Sam Altman, chief executive of OpenAI, is facing growing scrutiny over a personal investment network spanning roughly 400 companies, according to public filings and court disclosures. U.S. congressional investigators and several state attorneys general have opened reviews into potential conflicts of interest tied to his financial stakes in companies that do business with the artificial intelligence firm.
Internal documents indicate that at least 10 companies backed by Altman have signed agreements with, or are negotiating with, OpenAI. These include biotech firm Retro Biosciences, where his stake was valued at about $258 million as of December 2025, and chipmaker Cerebras, whose share value surged more than sixfold after its public listing following a major hardware deal with OpenAI.
Indirect ties shape Altman’s wealth
OpenAI’s board has confirmed that Altman does not directly own equity in the company, which has been internally valued at around $852 billion. Instead, his wealth is tied to indirect holdings and personal investments across sectors including artificial intelligence, energy, and biotechnology.
One of his largest positions is Helion, a nuclear fusion startup he began backing in 2015. By 2026, his stake was valued at roughly $4.1 billion after the company raised $15.5 billion, with participation from an OpenAI-linked backer. Records show Altman invested $375 million into Helion in 2021, marking his largest single commitment.
OpenAI later signed a nonbinding agreement in 2024 to source energy from Helion, revising it in early 2026. Altman stepped down as Helion’s board chair that same month, citing ongoing partnership discussions between the companies.

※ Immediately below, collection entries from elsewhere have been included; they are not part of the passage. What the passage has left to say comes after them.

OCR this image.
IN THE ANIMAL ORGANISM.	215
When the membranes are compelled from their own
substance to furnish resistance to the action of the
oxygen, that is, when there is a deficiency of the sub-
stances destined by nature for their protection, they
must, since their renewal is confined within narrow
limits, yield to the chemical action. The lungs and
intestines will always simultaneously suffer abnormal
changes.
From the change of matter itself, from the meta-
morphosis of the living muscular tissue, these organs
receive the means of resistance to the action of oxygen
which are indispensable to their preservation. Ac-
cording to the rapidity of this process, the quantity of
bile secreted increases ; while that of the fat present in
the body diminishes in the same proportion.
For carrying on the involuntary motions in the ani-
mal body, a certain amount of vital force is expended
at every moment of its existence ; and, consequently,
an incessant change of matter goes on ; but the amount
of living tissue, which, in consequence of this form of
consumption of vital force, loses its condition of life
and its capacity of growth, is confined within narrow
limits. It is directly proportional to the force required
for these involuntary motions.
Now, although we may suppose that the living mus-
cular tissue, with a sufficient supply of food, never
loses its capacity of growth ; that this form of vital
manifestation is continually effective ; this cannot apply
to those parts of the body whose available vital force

Internal concerns and rejected proposals
Court documents reveal that Altman proposed a $500 million investment from OpenAI into Helion, a move rejected by company leadership. Internal correspondence shows several executives raised concerns over potential conflicts associated with the deal.
Similar concerns extend to other ventures tied to Altman. Tools for Humanity, the company behind the Worldcoin project, is under investigation in Thailand over alleged misuse of funds and compliance issues. Authorities there have launched a probe involving the collection of biometric data from more than 1.2 million people, while internal legal reviews are examining governance and possible misconduct.
Partnerships boost valuations and raise questions
The financial links between OpenAI and Altman-backed companies appear to have a direct impact on valuations. Cerebras secured a multi-year hardware agreement reportedly worth over $20 billion, helping fuel its $6.4 billion public offering in May—the largest ever for a semiconductor company. However, its stock has since shown volatility, dropping more than 10% after its first earnings report as traders reacted to forecasts of declining margins.
Helion’s proposed energy supply agreement with OpenAI has also drawn attention, with discussions covering up to 5 gigawatts of power by 2030 and 50 gigawatts by 2035. Altman’s departure from Helion’s board in March 2026 came amid these negotiations.
Expanding investigations and IPO plans
The structure of Altman’s holdings means his personal wealth can rise when portfolio companies secure deals with OpenAI, a dynamic now under formal review. In May 2026, the U.S. House Oversight Committee launched an investigation, requesting detailed briefings and company policies related to these arrangements.
The scrutiny comes as OpenAI has confidentially filed for an initial public offering, targeting a debut as early as the fourth quarter of 2026 with a potential valuation approaching $1 trillion. The company reported generating about $2 billion in monthly revenue and raised $122 billion in a March funding round.
AI boom shifts capital away from crypto
The surge in AI activity is also reshaping broader markets. Capital has increasingly flowed into AI-linked equities, pulling attention away from digital assets. Robbie Mitchnick, BlackRock’s head of digital assets, said the rapid expansion of AI has redirected funds that might otherwise have entered the crypto sector.
Market data reflects this shift. Bitcoin has fallen below $60,000 multiple times in 2026, while spot Bitcoin ETFs have recorded seven straight weeks of outflows, including a single-day withdrawal of $469 million in June. Traders are increasingly favoring AI-related stocks, which are seen as offering clearer paths to revenue growth and productivity gains.